Habitat opens to district’s families
A housing charity that has helped hundreds of Kiwi families into home ownership has opened its door to community groups willing to help find solutions to the Coromandel’s critical rental shortage.
While its focus is on cities nationally, it says any local community groups interested in working to address affordable housing and rental shortages in Whangamata and elsewhere on the Coromandel should get in touch.
“Habitat for Humanity is always looking for opportunities if an individual or community group is willing to be involved in a programme around affordable housing in the community,” says Nic Greene, general manager for Habitat Central North Island.
“If they’re up for that conversation — we are too.”
Real estate agents say Whangamata has been decimated by sales that have taken out more than 50 per cent of the rental pool in three years.
This, along with the reform of the Residential Tenancies Act that will add numerous requirements to bach owners choosing to rent out their properties, is putting the squeeze on an already critical shortage of rental properties.
The average rent has doubled in 12 years and Whitianga is more expensive than Whangamata.
But rent rises are predicted as landlords are faced with meeting additional costs on heating, insulation, getting unpermitted work signed off with council, increased insurance and testing costs for meth testing, and losing rights to say no to pets.
In one case, a landlord with 14 properties has pointed to proposed tenancy reforms for his decision to sell each of his rental properties as their lease comes to an end, after 25 years in the business.

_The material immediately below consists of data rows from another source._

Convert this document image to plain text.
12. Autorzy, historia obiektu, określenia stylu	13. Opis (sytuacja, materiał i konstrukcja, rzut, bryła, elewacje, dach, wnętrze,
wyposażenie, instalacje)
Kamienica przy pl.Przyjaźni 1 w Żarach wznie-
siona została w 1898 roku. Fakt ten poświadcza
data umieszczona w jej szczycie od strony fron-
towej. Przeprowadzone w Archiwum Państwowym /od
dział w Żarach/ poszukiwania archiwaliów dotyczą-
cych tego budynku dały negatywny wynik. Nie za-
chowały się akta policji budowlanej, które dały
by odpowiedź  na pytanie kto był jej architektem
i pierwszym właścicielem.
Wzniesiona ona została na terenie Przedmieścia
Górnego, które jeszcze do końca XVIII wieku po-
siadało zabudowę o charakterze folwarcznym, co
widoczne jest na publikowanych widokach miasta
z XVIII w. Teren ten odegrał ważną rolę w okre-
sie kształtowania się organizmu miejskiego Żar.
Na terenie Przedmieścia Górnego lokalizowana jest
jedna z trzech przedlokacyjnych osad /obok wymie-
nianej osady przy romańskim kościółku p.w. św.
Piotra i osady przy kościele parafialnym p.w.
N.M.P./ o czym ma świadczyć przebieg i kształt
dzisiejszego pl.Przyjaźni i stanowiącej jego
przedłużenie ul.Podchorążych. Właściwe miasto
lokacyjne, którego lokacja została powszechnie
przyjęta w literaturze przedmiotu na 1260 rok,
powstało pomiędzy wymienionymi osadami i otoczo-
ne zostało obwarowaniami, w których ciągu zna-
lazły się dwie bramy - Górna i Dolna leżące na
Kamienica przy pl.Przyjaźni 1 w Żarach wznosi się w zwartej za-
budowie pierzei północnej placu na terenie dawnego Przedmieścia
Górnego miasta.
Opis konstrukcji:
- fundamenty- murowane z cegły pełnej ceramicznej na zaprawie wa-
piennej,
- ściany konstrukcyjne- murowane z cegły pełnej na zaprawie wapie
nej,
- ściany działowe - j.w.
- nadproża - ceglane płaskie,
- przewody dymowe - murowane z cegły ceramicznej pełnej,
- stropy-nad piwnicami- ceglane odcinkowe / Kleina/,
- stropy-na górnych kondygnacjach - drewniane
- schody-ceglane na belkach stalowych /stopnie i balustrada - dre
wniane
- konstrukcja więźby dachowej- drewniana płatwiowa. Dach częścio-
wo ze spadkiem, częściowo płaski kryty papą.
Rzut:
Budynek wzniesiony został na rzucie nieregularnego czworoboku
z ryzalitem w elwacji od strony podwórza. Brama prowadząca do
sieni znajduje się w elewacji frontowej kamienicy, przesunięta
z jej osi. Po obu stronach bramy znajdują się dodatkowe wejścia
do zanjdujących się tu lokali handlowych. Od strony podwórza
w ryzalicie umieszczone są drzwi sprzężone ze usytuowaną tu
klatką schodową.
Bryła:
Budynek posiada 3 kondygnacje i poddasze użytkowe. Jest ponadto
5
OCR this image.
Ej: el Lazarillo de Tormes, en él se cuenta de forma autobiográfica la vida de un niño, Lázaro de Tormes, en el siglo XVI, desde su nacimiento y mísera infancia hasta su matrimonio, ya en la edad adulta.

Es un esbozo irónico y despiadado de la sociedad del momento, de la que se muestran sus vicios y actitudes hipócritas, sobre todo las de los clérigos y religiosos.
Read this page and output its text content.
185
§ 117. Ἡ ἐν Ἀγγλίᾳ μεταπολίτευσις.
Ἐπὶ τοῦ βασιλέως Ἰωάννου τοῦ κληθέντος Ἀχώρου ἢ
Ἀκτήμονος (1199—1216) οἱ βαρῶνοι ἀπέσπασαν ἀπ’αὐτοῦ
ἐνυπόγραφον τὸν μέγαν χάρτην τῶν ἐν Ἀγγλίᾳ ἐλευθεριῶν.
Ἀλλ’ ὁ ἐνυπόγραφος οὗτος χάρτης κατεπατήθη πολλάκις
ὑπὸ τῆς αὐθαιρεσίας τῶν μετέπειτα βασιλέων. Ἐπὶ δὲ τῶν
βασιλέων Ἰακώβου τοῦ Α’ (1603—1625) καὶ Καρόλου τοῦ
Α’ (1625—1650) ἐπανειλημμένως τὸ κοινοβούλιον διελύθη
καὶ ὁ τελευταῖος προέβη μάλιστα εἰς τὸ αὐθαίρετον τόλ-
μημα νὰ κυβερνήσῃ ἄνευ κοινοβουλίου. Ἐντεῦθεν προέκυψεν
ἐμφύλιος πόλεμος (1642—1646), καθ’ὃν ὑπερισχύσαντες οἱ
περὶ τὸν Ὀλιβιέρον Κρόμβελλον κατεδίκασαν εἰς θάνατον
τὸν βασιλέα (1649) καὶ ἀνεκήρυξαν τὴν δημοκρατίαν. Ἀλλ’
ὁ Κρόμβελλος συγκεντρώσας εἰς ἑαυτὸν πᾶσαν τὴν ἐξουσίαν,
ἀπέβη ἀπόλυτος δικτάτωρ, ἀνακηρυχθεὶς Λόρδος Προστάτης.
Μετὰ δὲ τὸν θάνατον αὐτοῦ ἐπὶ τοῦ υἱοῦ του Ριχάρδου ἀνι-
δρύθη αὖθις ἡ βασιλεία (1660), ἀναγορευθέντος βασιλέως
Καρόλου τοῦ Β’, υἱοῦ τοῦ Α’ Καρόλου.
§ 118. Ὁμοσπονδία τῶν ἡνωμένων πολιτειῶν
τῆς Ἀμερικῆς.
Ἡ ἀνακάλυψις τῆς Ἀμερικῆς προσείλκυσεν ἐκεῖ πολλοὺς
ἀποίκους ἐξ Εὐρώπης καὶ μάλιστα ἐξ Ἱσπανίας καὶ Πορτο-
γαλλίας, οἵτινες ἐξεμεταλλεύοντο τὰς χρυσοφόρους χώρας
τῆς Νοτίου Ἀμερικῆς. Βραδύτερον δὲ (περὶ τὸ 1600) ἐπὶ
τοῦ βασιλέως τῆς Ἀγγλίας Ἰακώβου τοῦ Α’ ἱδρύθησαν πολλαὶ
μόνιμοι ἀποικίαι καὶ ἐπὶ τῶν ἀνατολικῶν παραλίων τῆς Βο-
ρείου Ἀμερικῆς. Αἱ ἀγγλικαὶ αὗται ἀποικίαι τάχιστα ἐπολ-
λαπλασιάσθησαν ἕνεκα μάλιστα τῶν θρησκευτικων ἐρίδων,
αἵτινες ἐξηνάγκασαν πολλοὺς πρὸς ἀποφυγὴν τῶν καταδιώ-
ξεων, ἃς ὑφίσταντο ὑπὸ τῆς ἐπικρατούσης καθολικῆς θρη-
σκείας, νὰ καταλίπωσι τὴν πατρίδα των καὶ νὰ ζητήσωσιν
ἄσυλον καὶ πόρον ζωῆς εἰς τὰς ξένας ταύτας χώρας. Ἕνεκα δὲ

Mr Greene says “accidental” landlords — those with properties such as baches or who have not bought intentionally to invest in a rental — may need guarantees of longer tenure too if proposed legislation will limit their ability to evict.
Habitat for Humanity’s work includes providing rentals to low income families, a home repair programme helping low income families with the most urgent home repair for affordable repayments to the owner, and an assisted home ownership programme.
With this programme, families invest 500 hours of their time to build their own home or those of others. Once their home is completed the family makes affordable regular repayments to Habitat at a no profit basis.
In some smaller districts, the local council had partnered with Habitat to establish more affordable housing by selling properties such as former aged care homes to the organisation.
“As an organisation we like to work in partnership with local communities. We wouldn’t roll into Whangamata or anywhere else on the Coromandel and say ‘hey Habitat’s here, your problems are over’, but if it’s a coastal community where eight months of the year things are working okay and then demand goes up and people get evicted, then it fundamentally changes the community.
“We try to find that middle ground, so we completely understand the changes required for tenants but also understand for investors, they’re just normal people like everyone else and they’re the ones taking a lot of risks. I compare it to a commercial tenure. If people want secure tenure, they should be able to commit to a longer lease. If they want flexibility, that should equally be available to the landlord.”
Nic Greene, general manager for Habitat Central North Island hopes to work with community groups willing to help find solutions to the Coromandel’s critical rental shortage.